The news was delivered to Shanquella’s family by US prosecutors.
According to US Attorney Dena King, there is insufficient evidence against the CABO 6 to bring criminal charges.
Federal prosecutors informed Ms. Robinson’s family today that the available evidence does not support a federal prosecution based on the results of the autopsy and after careful deliberation and review of the investigative materials by both U.S. Attorney’s offices.
Federal prosecutors in North Carolina have decided not to press federal charges in the death of Shanquella Robinson, a 25-year-old woman discovered dead in Mexico while on a trip with friends in October.
Many people, from Robinson’s family to Black social media users, have consistently demanded answers and prosecution in the months since the Charlotte woman was discovered dead at a villa in Cabo San Lucas on Oct. 29. However, officials with the United States Attorney’s Office for the Western District of North Carolina announced on Wednesday that, following a lengthy investigation with the Middle District of North Carolina, they “concluded that federal charges cannot be pursued.”
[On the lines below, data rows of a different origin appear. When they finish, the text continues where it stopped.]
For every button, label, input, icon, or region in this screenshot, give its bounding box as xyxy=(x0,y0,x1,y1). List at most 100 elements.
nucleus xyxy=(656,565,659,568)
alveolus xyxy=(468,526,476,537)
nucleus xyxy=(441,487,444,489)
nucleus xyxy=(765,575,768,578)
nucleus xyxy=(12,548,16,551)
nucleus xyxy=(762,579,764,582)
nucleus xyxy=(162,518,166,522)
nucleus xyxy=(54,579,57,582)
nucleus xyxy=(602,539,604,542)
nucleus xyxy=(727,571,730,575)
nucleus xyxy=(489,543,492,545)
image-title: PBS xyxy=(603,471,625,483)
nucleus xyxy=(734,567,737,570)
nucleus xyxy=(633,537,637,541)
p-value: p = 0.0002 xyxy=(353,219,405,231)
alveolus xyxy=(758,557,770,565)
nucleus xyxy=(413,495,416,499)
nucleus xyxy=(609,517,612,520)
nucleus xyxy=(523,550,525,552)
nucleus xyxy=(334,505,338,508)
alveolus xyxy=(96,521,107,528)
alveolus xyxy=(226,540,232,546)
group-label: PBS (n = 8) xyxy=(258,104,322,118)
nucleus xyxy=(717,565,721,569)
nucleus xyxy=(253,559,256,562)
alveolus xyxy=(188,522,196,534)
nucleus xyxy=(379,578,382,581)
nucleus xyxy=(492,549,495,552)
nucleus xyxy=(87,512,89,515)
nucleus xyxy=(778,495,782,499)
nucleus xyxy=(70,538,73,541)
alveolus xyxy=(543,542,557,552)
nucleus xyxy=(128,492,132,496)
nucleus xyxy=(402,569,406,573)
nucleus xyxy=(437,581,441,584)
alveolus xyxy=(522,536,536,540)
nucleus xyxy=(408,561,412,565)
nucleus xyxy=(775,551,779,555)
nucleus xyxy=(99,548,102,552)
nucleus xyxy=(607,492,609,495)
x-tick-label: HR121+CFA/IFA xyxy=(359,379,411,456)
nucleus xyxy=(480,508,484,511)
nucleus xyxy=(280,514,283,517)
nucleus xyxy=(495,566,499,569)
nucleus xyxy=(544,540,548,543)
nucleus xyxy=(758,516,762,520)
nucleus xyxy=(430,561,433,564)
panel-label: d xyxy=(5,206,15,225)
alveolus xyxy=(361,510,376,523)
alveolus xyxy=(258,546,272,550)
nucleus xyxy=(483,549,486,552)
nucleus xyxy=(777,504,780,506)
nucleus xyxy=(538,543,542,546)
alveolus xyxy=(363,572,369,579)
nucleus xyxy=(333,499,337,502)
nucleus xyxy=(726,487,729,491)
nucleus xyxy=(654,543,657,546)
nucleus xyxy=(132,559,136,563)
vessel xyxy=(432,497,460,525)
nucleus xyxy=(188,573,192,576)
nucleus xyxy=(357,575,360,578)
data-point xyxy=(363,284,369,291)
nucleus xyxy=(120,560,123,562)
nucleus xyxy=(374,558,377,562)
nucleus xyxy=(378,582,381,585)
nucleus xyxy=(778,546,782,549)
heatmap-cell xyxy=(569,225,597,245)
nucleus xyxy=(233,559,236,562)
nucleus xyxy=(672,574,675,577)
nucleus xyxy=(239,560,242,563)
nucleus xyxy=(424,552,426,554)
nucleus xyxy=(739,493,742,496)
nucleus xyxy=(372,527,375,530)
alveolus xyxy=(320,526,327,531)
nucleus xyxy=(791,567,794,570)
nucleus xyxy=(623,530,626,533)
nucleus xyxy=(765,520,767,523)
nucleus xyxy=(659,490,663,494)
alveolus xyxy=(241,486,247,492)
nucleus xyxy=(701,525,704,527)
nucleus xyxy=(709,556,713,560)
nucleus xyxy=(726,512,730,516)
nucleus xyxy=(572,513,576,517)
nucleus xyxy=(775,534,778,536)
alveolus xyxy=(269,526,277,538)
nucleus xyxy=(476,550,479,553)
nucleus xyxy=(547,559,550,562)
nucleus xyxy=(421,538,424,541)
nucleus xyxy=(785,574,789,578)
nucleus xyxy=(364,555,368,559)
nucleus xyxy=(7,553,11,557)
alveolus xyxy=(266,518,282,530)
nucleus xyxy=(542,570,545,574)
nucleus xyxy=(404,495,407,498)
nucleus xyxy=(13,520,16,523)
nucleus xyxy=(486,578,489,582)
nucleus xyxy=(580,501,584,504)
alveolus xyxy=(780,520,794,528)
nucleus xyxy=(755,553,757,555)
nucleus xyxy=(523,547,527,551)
“As in every case under consideration for federal prosecution, the government must prove, beyond a reasonable doubt, that a federal crime was committed,” authorities said in a statement. “Based on the autopsy results and after careful deliberation and review of the investigative materials by both U.S. Attorneys’ Offices, federal prosecutors informed Ms. Robinson’s family today that the available evidence does not support a federal prosecution.”
Ben Crump and Sue-Ann Robinson, attorneys for Robinson’s family, said in a statement Wednesday that there were discrepancies between the autopsies performed in the United States and Mexico in Robinson’s death.
“These discrepancies can be attributed to the delay in investigation by US officials, who conducted a second autopsy after Shanquella’s body was embalmed,” the attorneys wrote. “When an investigation is delayed, the hard evidence to support prosecution diminishes, but in this case, that is because the United States does not consider this case to be a high priority.”
The announcement comes just weeks after Robinson’s legal team urged the US government in a letter to intervene in the case and speed up the prosecution process.
Robinson’s family has long suspected foul play was involved in her death. Robinson arrived at the Mexican resort on October 28 with six friends. She died less than 24 hours later, with friends claiming she died of alcohol poisoning, according to her family. Robinson’s body was covered in bruises and cuts, and she had knots on her face. The Baja California attorney general’s medical examiner’s necropsy report, made public by Ben Crump, one of the family’s attorneys, labeled Robinson’s death as “violent.”
Robinson’s death sparked outrage on Twitter, Facebook, Instagram, and TikTok.
People have also expressed their support outside of the social media outpouring. A fundraiser for the family raised more than $363,000. Hundreds of family members, friends and supporters gathered for Robinson’s funeral in November.